Open chfoo opened 10 years ago
soultcer: You could also just scan them randomly until you have a statistically high enough chance of hitting each code at least once, or try some sort of sequence soultcer: As I have said earlier, I actually like the "random" approach because then you get some codes twice. If some evil terroroftinytown-client returns wrong results, you will find out about it sooner or later ;-) soultcer: chfoo: You don't have to give out every job twice. You just need to check one or two codes from each job and see if they are correct. So for say each 10 jobs, you hand out 1 verification job that includes 20 shortcodes soultcer: But so far I have never detected any problems. The only times I had different results was when the owner of a url shortener decided that he needed a specific shortcode and just deleted the old URL (is.gd), or with tinyurl which displays advertisements when an URL returns a 404 and sometimes has encoding issues.

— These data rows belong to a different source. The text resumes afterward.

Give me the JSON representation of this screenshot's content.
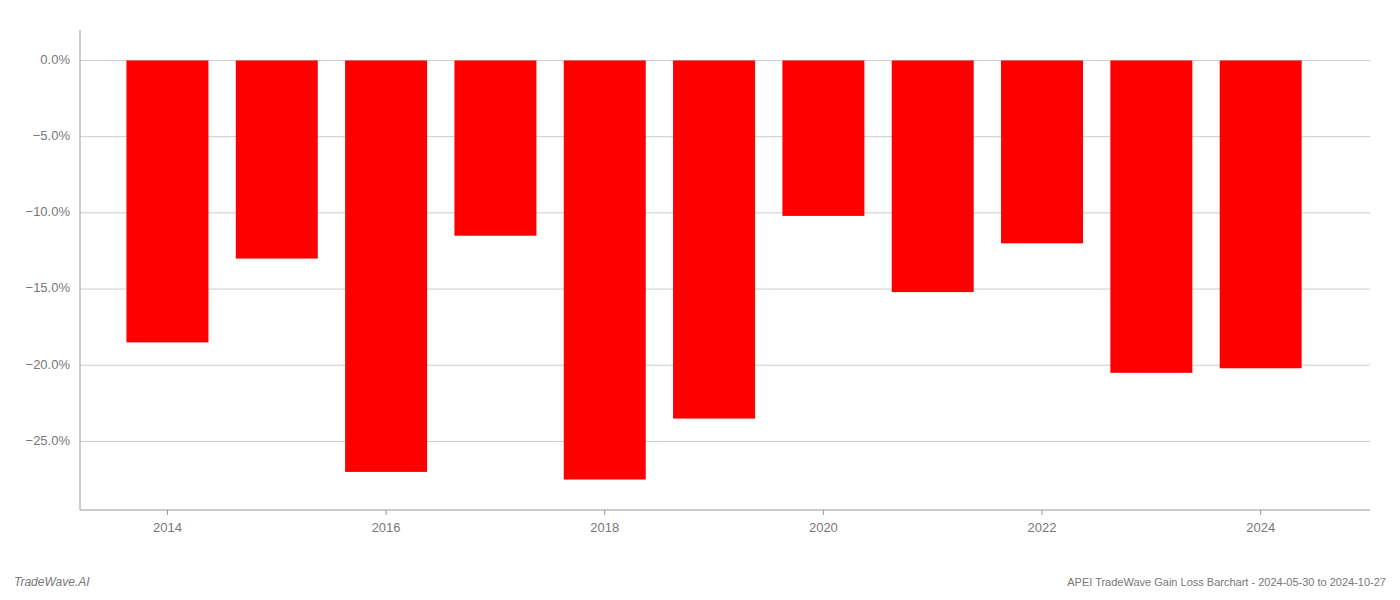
{
  "chart_data": {
    "type": "bar",
    "x": [
      2014,
      2015,
      2016,
      2017,
      2018,
      2019,
      2020,
      2021,
      2022,
      2023,
      2024
    ],
    "values": [
      -18.5,
      -13.0,
      -27.0,
      -11.5,
      -27.5,
      -23.5,
      -10.2,
      -15.2,
      -12.0,
      -20.5,
      -20.2
    ],
    "color": "#ff0000",
    "xlim": [
      2013.2,
      2025.0
    ],
    "xticks": [
      2014,
      2016,
      2018,
      2020,
      2022,
      2024
    ],
    "ylim": [
      -29.5,
      2.0
    ],
    "yticks": [
      {
        "value": 0.0,
        "label": "0.0%"
      },
      {
        "value": -5.0,
        "label": "−5.0%"
      },
      {
        "value": -10.0,
        "label": "−10.0%"
      },
      {
        "value": -15.0,
        "label": "−15.0%"
      },
      {
        "value": -20.0,
        "label": "−20.0%"
      },
      {
        "value": -25.0,
        "label": "−25.0%"
      }
    ],
    "grid": true,
    "annotations": [
      "TradeWave.AI",
      "APEI TradeWave Gain Loss Barchart - 2024-05-30 to 2024-10-27"
    ]
  }
}
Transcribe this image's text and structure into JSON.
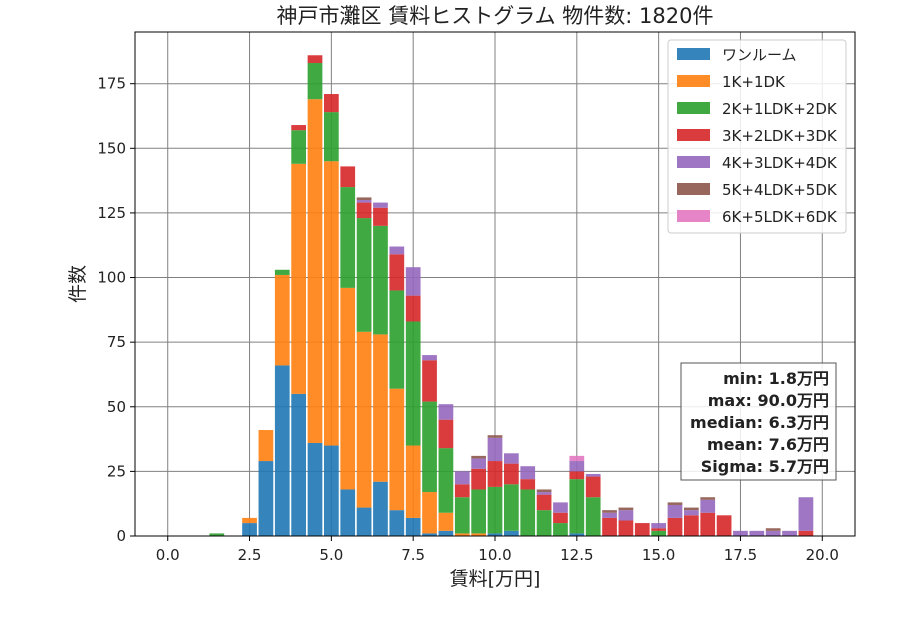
{
  "chart_data": {
    "type": "bar",
    "stacked": true,
    "title": "神戸市灘区 賃料ヒストグラム 物件数: 1820件",
    "xlabel": "賃料[万円]",
    "ylabel": "件数",
    "xlim": [
      -1.0,
      21.0
    ],
    "ylim": [
      0,
      195
    ],
    "xticks": [
      0.0,
      2.5,
      5.0,
      7.5,
      10.0,
      12.5,
      15.0,
      17.5,
      20.0
    ],
    "xtick_labels": [
      "0.0",
      "2.5",
      "5.0",
      "7.5",
      "10.0",
      "12.5",
      "15.0",
      "17.5",
      "20.0"
    ],
    "yticks": [
      0,
      25,
      50,
      75,
      100,
      125,
      150,
      175
    ],
    "ytick_labels": [
      "0",
      "25",
      "50",
      "75",
      "100",
      "125",
      "150",
      "175"
    ],
    "grid": true,
    "legend_position": "top-right",
    "bin_width": 0.5,
    "x": [
      1.5,
      2.0,
      2.5,
      3.0,
      3.5,
      4.0,
      4.5,
      5.0,
      5.5,
      6.0,
      6.5,
      7.0,
      7.5,
      8.0,
      8.5,
      9.0,
      9.5,
      10.0,
      10.5,
      11.0,
      11.5,
      12.0,
      12.5,
      13.0,
      13.5,
      14.0,
      14.5,
      15.0,
      15.5,
      16.0,
      16.5,
      17.0,
      17.5,
      18.0,
      18.5,
      19.0,
      19.5
    ],
    "series": [
      {
        "name": "ワンルーム",
        "color": "#1f77b4",
        "values": [
          0,
          0,
          5,
          29,
          66,
          55,
          36,
          35,
          18,
          11,
          21,
          10,
          7,
          1,
          2,
          0,
          0,
          1,
          2,
          0,
          0,
          0,
          1,
          0,
          0,
          0,
          0,
          0,
          0,
          0,
          0,
          0,
          0,
          0,
          0,
          0,
          0
        ]
      },
      {
        "name": "1K+1DK",
        "color": "#ff7f0e",
        "values": [
          0,
          0,
          2,
          12,
          35,
          89,
          133,
          110,
          78,
          68,
          57,
          47,
          28,
          16,
          7,
          1,
          1,
          0,
          0,
          0,
          0,
          0,
          0,
          0,
          0,
          0,
          0,
          0,
          0,
          0,
          0,
          0,
          0,
          0,
          0,
          0,
          0
        ]
      },
      {
        "name": "2K+1LDK+2DK",
        "color": "#2ca02c",
        "values": [
          1,
          0,
          0,
          0,
          2,
          13,
          14,
          19,
          39,
          44,
          42,
          38,
          48,
          35,
          25,
          14,
          17,
          18,
          18,
          18,
          10,
          5,
          21,
          15,
          0,
          0,
          0,
          2,
          0,
          0,
          0,
          0,
          0,
          0,
          0,
          0,
          0
        ]
      },
      {
        "name": "3K+2LDK+3DK",
        "color": "#d62728",
        "values": [
          0,
          0,
          0,
          0,
          0,
          2,
          3,
          7,
          8,
          6,
          7,
          14,
          10,
          16,
          11,
          5,
          8,
          10,
          8,
          4,
          6,
          4,
          3,
          8,
          7,
          6,
          5,
          1,
          7,
          8,
          9,
          8,
          0,
          0,
          0,
          0,
          2
        ]
      },
      {
        "name": "4K+3LDK+4DK",
        "color": "#9467bd",
        "values": [
          0,
          0,
          0,
          0,
          0,
          0,
          0,
          0,
          0,
          1,
          2,
          3,
          11,
          2,
          6,
          5,
          4,
          9,
          4,
          5,
          1,
          4,
          4,
          1,
          2,
          4,
          0,
          2,
          5,
          2,
          5,
          0,
          2,
          2,
          2,
          2,
          13
        ]
      },
      {
        "name": "5K+4LDK+5DK",
        "color": "#8c564b",
        "values": [
          0,
          0,
          0,
          0,
          0,
          0,
          0,
          0,
          0,
          1,
          0,
          0,
          0,
          0,
          0,
          0,
          1,
          1,
          0,
          0,
          1,
          0,
          0,
          0,
          1,
          1,
          0,
          0,
          1,
          1,
          1,
          0,
          0,
          0,
          1,
          0,
          0
        ]
      },
      {
        "name": "6K+5LDK+6DK",
        "color": "#e377c2",
        "values": [
          0,
          0,
          0,
          0,
          0,
          0,
          0,
          0,
          0,
          0,
          0,
          0,
          0,
          0,
          0,
          0,
          0,
          0,
          0,
          0,
          0,
          0,
          2,
          0,
          0,
          0,
          0,
          0,
          0,
          0,
          0,
          0,
          0,
          0,
          0,
          0,
          0
        ]
      }
    ],
    "stats": [
      "min: 1.8万円",
      "max: 90.0万円",
      "median: 6.3万円",
      "mean: 7.6万円",
      "Sigma: 5.7万円"
    ]
  }
}
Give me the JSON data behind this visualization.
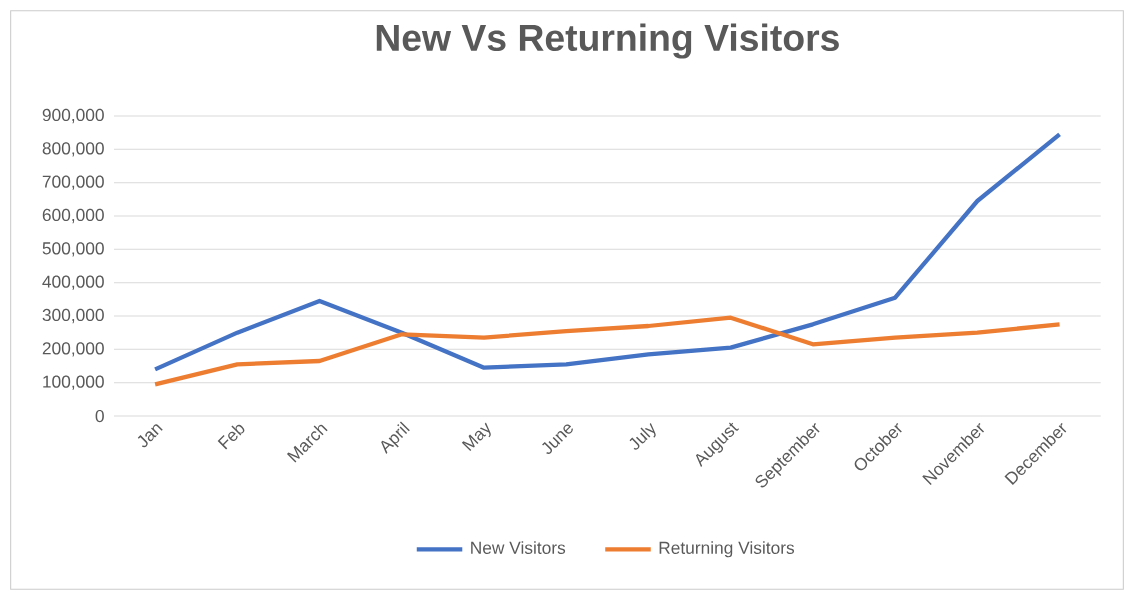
{
  "chart_data": {
    "type": "line",
    "title": "New Vs Returning Visitors",
    "categories": [
      "Jan",
      "Feb",
      "March",
      "April",
      "May",
      "June",
      "July",
      "August",
      "September",
      "October",
      "November",
      "December"
    ],
    "series": [
      {
        "name": "New Visitors",
        "color": "#4472c4",
        "values": [
          140000,
          250000,
          345000,
          250000,
          145000,
          155000,
          185000,
          205000,
          275000,
          355000,
          645000,
          845000
        ]
      },
      {
        "name": "Returning Visitors",
        "color": "#ed7d31",
        "values": [
          95000,
          155000,
          165000,
          245000,
          235000,
          255000,
          270000,
          295000,
          215000,
          235000,
          250000,
          275000
        ]
      }
    ],
    "ylim": [
      0,
      900000
    ],
    "yticks": [
      {
        "value": 0,
        "label": "0"
      },
      {
        "value": 100000,
        "label": "100,000"
      },
      {
        "value": 200000,
        "label": "200,000"
      },
      {
        "value": 300000,
        "label": "300,000"
      },
      {
        "value": 400000,
        "label": "400,000"
      },
      {
        "value": 500000,
        "label": "500,000"
      },
      {
        "value": 600000,
        "label": "600,000"
      },
      {
        "value": 700000,
        "label": "700,000"
      },
      {
        "value": 800000,
        "label": "800,000"
      },
      {
        "value": 900000,
        "label": "900,000"
      }
    ],
    "grid": "y",
    "legend": "bottom",
    "marker": "none",
    "line_style": "solid"
  }
}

I didn't see this until now:
soultcer: What you are probably looking for is a maximum length sequences https://en.wikipedia.org/wiki/Maximum_length_sequence soultcer: Just FYI, for the old database I used something similar but a bit more simple, basically just taking the md5 hash of each previous shortcode: https://github.com/ArchiveTeam/tinyback/blob/master/tinyback/generators.py#L43-77 soultcer: This obviously means that the same code will sometimes be hit twice, but this was intended. If a bad person somehow tried to return wrong results, sooner or later another user would hit the same shortcode at random and we would discover the wrong data aaaaaaaaa: The problem with hashes is that it isn't guaranteed to hit all of them and may get stuck in a loop aaaaaaaaa: But I'm not familiar with the MLS you suggested, hopefully the devs are.
But to update:
Right now, we're just doing random codes for bitly and isgd. It's the easiest to implement and some URLs are stuck behind a dead server so we'll never get 100% of any major shortener regardless.